I go back into the barn to check on Phoenix. She’s still standing there, still not eating. I run inside and bring back the bottle of maple syrup from breakfast. I pour some on her grain and slide the dish over. She lowers her head.
Yes, please eat!
Her nostrils flare as she inhales. I hold my breath and watch, mentally begging her to eat. She raises her head, crushing me. Then she lowers it again and nibbles at the syrup before digging in.
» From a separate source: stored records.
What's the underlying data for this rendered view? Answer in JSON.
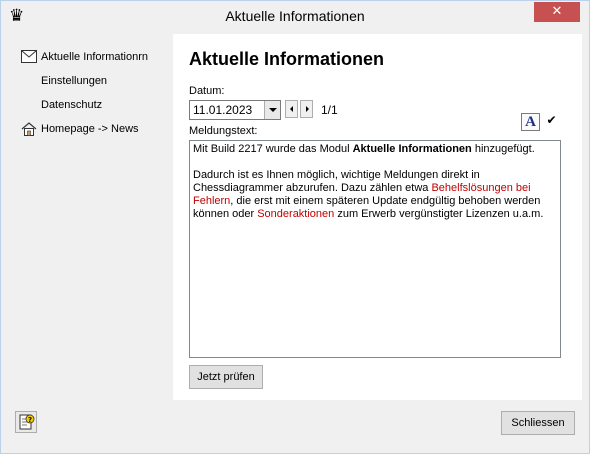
{
  "window": {
    "title": "Aktuelle Informationen",
    "app_icon": "chess-queen-icon",
    "close_glyph": "✕"
  },
  "sidebar": {
    "items": [
      {
        "label": "Aktuelle Informationrn",
        "icon": "envelope-icon"
      },
      {
        "label": "Einstellungen",
        "icon": ""
      },
      {
        "label": "Datenschutz",
        "icon": ""
      },
      {
        "label": "Homepage -> News",
        "icon": "home-icon"
      }
    ]
  },
  "main": {
    "heading": "Aktuelle Informationen",
    "date_label": "Datum:",
    "date_value": "11.01.2023",
    "page_counter": "1/1",
    "message_label": "Meldungstext:",
    "font_button_glyph": "A",
    "check_button_glyph": "✔",
    "message": {
      "p1_pre": "Mit Build 2217 wurde das Modul ",
      "p1_bold": "Aktuelle Informationen",
      "p1_post": " hinzugefügt.",
      "p2_a": "Dadurch ist es Ihnen möglich, wichtige Meldungen direkt in Chessdiagrammer abzurufen. Dazu zählen etwa ",
      "p2_red1": "Behelfslösungen bei Fehlern",
      "p2_b": ", die erst mit einem späteren Update endgültig behoben werden können oder ",
      "p2_red2": "Sonderaktionen",
      "p2_c": " zum Erwerb vergünstigter Lizenzen u.a.m."
    },
    "check_button": "Jetzt prüfen"
  },
  "footer": {
    "close_button": "Schliessen",
    "help_icon": "help-icon"
  },
  "colors": {
    "highlight_red": "#c00000",
    "font_button_blue": "#1c2f8c"
  }
}
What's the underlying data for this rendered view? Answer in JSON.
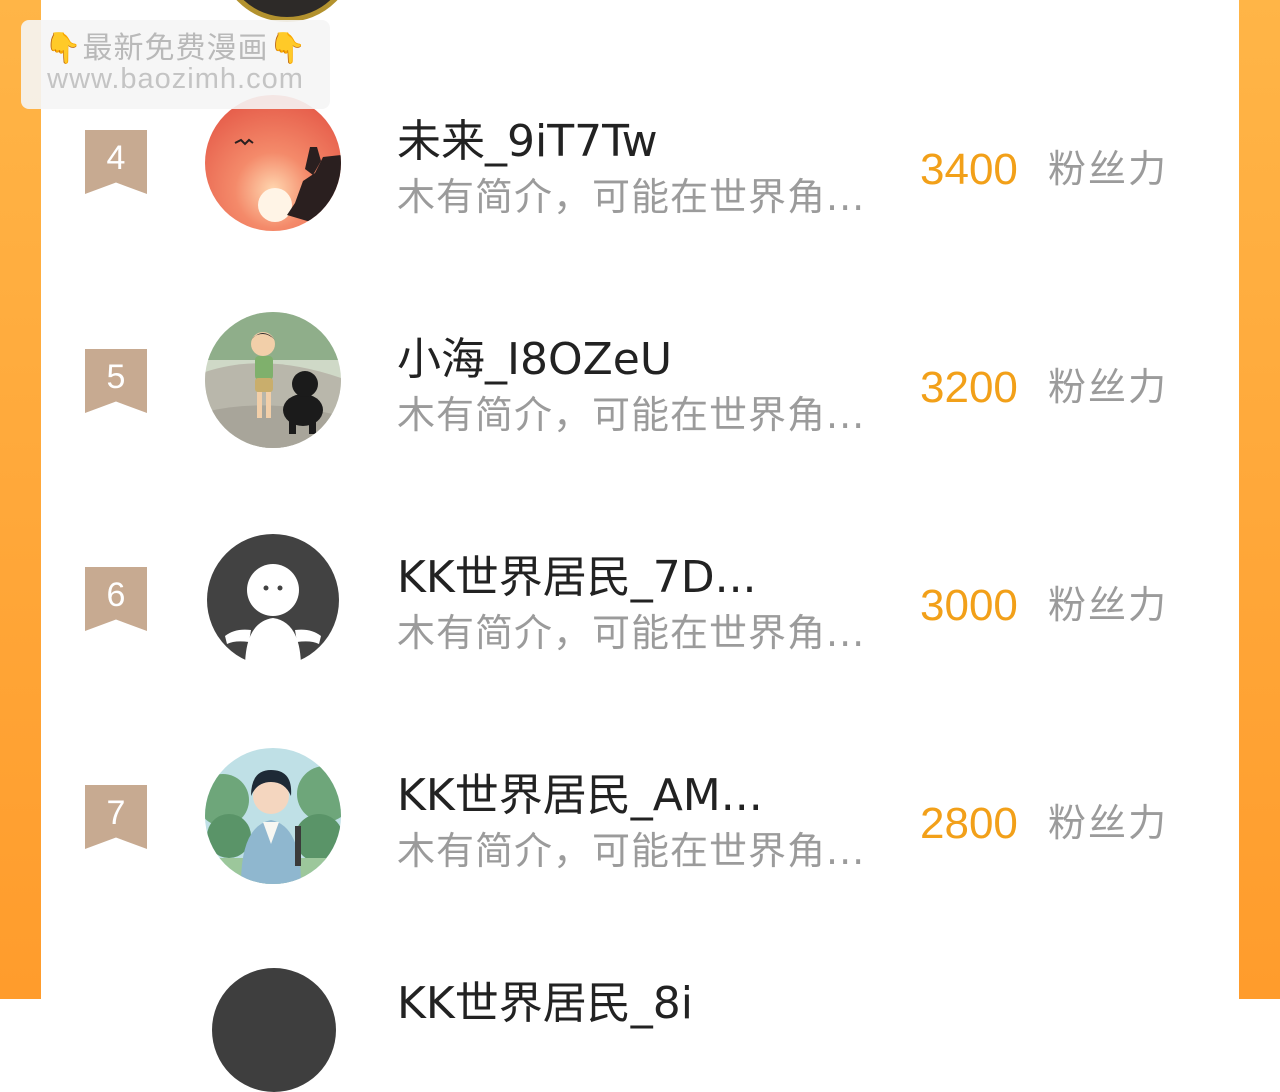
{
  "watermark": {
    "hand_left": "👇",
    "line1": "最新免费漫画",
    "hand_right": "👇",
    "line2": "www.baozimh.com"
  },
  "colors": {
    "frame": "#ffa83a",
    "fans_value": "#f2a019",
    "rank_badge": "#c7aa91",
    "intro_text": "#9b9b9b"
  },
  "ranking": [
    {
      "rank": "4",
      "avatar": "sunset-silhouette-avatar",
      "name": "未来_9iT7Tw",
      "intro": "木有简介，可能在世界角...",
      "fans": "3400",
      "fans_label": "粉丝力"
    },
    {
      "rank": "5",
      "avatar": "boy-with-dog-avatar",
      "name": "小海_I8OZeU",
      "intro": "木有简介，可能在世界角...",
      "fans": "3200",
      "fans_label": "粉丝力"
    },
    {
      "rank": "6",
      "avatar": "default-user-avatar",
      "name": "KK世界居民_7D...",
      "intro": "木有简介，可能在世界角...",
      "fans": "3000",
      "fans_label": "粉丝力"
    },
    {
      "rank": "7",
      "avatar": "anime-boy-avatar",
      "name": "KK世界居民_AM...",
      "intro": "木有简介，可能在世界角...",
      "fans": "2800",
      "fans_label": "粉丝力"
    }
  ],
  "partial_next": {
    "name": "KK世界居民_8i"
  }
}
I’m still worried. She needs to eat a protein-rich diet in order to heal, and she’s just picking at her hay and grain. Maybe it’s because of the pain? It’s a cycle, then—not eating because of the pain, and not getting pain meds because she’s not eating. I go into the tack room to call Dr. Wells and see I have a text message from Lori.

 

Lori:
OMFG look at Aiden’s Insty NOW!!!!

 

Great. Did he post that horrible photo? Part of me is frantic to see it, but part of me doesn’t even want to know. Ignorance is bliss, right?  I already follow him on Instagram; he posts a lot of shirtless pictures of himself. Call me shallow, but I like to look at them. Lori even photoshopped me into one as a joke once and posted it on Facebook.

Oh, God. I
never
thought I’d be—what were we? Just friends—a love interest, perhaps—with Aiden. Never, ever. I still don’t believe it. The only thing making this all seem real is knowing my heart is likely to get broken in the end.

I bite my lip and log into Instagram. I have to scroll through a few other posts before I see it, see the picture of Aiden and me standing next to the foal. My hair is up in a messy ponytail. I’m holding the bottle with one hand, and the other is around the foal. I’m turned toward Aiden, a slight smile on my face. I scrutinize myself right away. My eyes are narrowed a bit, and my skin is uneven. My hair is a mess, and the sweatshirt doesn’t show any figure.